Attacco del candidato premier pentastellato in un post sul blog di Grillo

"I partiti hanno deciso di portare in Aula il prossimo 10 ottobre la nuova legge elettorale, quella che hanno chiamato Rosatellum bis. Guardate bene: per la legge che interessa ai loro comodi, hanno subito trovato lo spazio nel calendario. Per la legge che abolisce i vitalizi invece lo spazio non lo hanno trovato, per ben due volte al Senato si sono rifiutati di calendarizzarla in Aula perchè vogliono lasciarla morire in Commissione. Questa nuova legge elettorale impedirà per sempre al Movimento 5 Stelle di andare al Governo". Lo scrive il candidato premier del M5S Luigi Di Maio in un post pubblicato sul blog di Beppe Grillo.

"È una legge che favorisce le grandi ammucchiate con un meccanismo perverso per cui una forza politica come il Movimento, anche se dovesse prendere il 30% dei voti non otterrà neanche il 15% dei seggi. E soprattutto permetterà ai partiti che perdono le elezioni di andare al Governo - aggiunge Di Maio - Il Rosatellum bis è una legge che non garantisce né governabilità né rappresentatività. L'unica cosa che garantisce è togliere di mezzo il M5S. Non a caso sono tutti d'accordo, Forza Italia, PD, Alfano e Salvini. Salvini sta votando una legge che porterà di nuovo al governo Alfano, Renzi e Berlusconi. Ma tanto basta che gli assicurino la poltrona e se ne sta zitto". 

"Perchè alle prossime elezioni con questa legge elettorale - continua il candidato premier pentastellato - anche se dalle urne il M5S dovesse risultare la prima forza politica del Paese, non potrebbe ottenere la maggioranza dei seggi e ambire a governare. Il voto espresso dagli italiani sarebbe irrimediabilmente compromesso. E per evitare di farsi mandare a casa, hanno blindato la commissione di inchiesta sulle banche, impedendoci di aprire il vaso di Pandora che li spazzerebbe via tutti. Si stanno coprendo a vicenda. Quale verità e quali responsabilità potrà accertare una Commissione composta da gente che si è sempre schierata dalla parte dei banchieri, non lo so. Questo si chiama attentato alla volontà popolare". 

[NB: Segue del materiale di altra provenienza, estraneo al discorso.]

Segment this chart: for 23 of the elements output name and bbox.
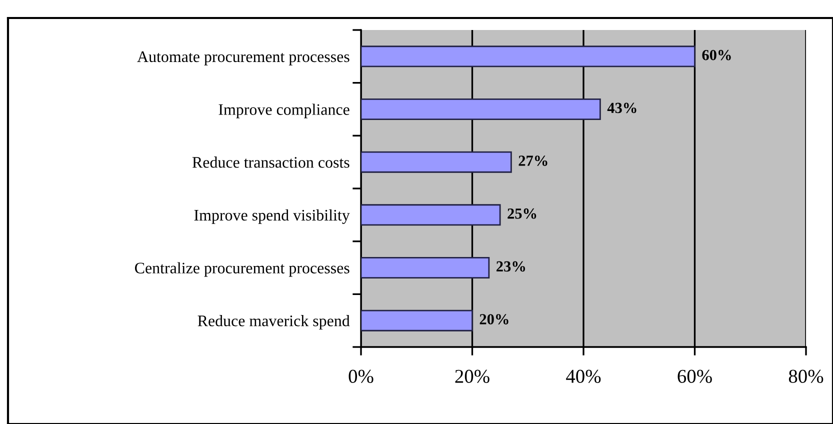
y-tick-label: Reduce transaction costs bbox=[192, 156, 350, 168]
bar bbox=[361, 204, 501, 226]
data-label: 23% bbox=[496, 261, 526, 272]
x-tick-label: 20% bbox=[455, 370, 490, 383]
x-tick-label: 60% bbox=[678, 370, 712, 383]
x-tick-label: 80% bbox=[788, 370, 824, 383]
data-label: 25% bbox=[508, 208, 536, 219]
data-label: 43% bbox=[607, 102, 636, 114]
x-tick-label: 40% bbox=[566, 370, 601, 383]
data-label: 20% bbox=[480, 314, 508, 324]
y-tick-label: Automate procurement processes bbox=[137, 51, 350, 66]
bar bbox=[361, 46, 696, 68]
y-tick-label: Improve spend visibility bbox=[194, 209, 350, 224]
bar bbox=[361, 98, 601, 120]
bar bbox=[361, 151, 512, 173]
data-label: 27% bbox=[518, 156, 548, 166]
y-tick-label: Improve compliance bbox=[218, 104, 350, 118]
y-tick-label: Centralize procurement processes bbox=[135, 262, 350, 277]
x-tick-label: 0% bbox=[348, 370, 374, 383]
y-tick-label: Reduce maverick spend bbox=[198, 315, 350, 330]
bar bbox=[361, 257, 490, 278]
bar bbox=[361, 310, 473, 332]
data-label: 60% bbox=[702, 50, 731, 60]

"E allora è evidente ciò che sta succedendo sotto i nostri occhi: i partiti, PD e Forza Italia per primi, si sono uniti compatti per provare a mettere fuori gioco il M5S. Ma a questi signori dico che le istituzioni non sono 'Cosa vostra'. Bisogna reagire - aggiunge Di Maio - Noi non resteremo in silenzio dinanzi a ciò che sta succedendo. Se avessimo una stampa libera tutto ciò non mi preoccuperebbe, anzi questi signori neanche potrebbero comportarsi così. Ma in questi giorni i media stanno dando il peggio di se, facendoci apparire come il male dell'Italia". "Aiutateci a far sapere quello che sta succedendo. Diffondete le informazioni che divulgheremo nei prossimi mesi. Quello che vi diranno Cecconi e Toninelli sulla legge elettorale, Pesco e Villarosa sulle banche. Siamo tanti in Italia, facciamo viaggiare le informazioni importanti il più possibile - conclude - E ce la faremo. Forza!".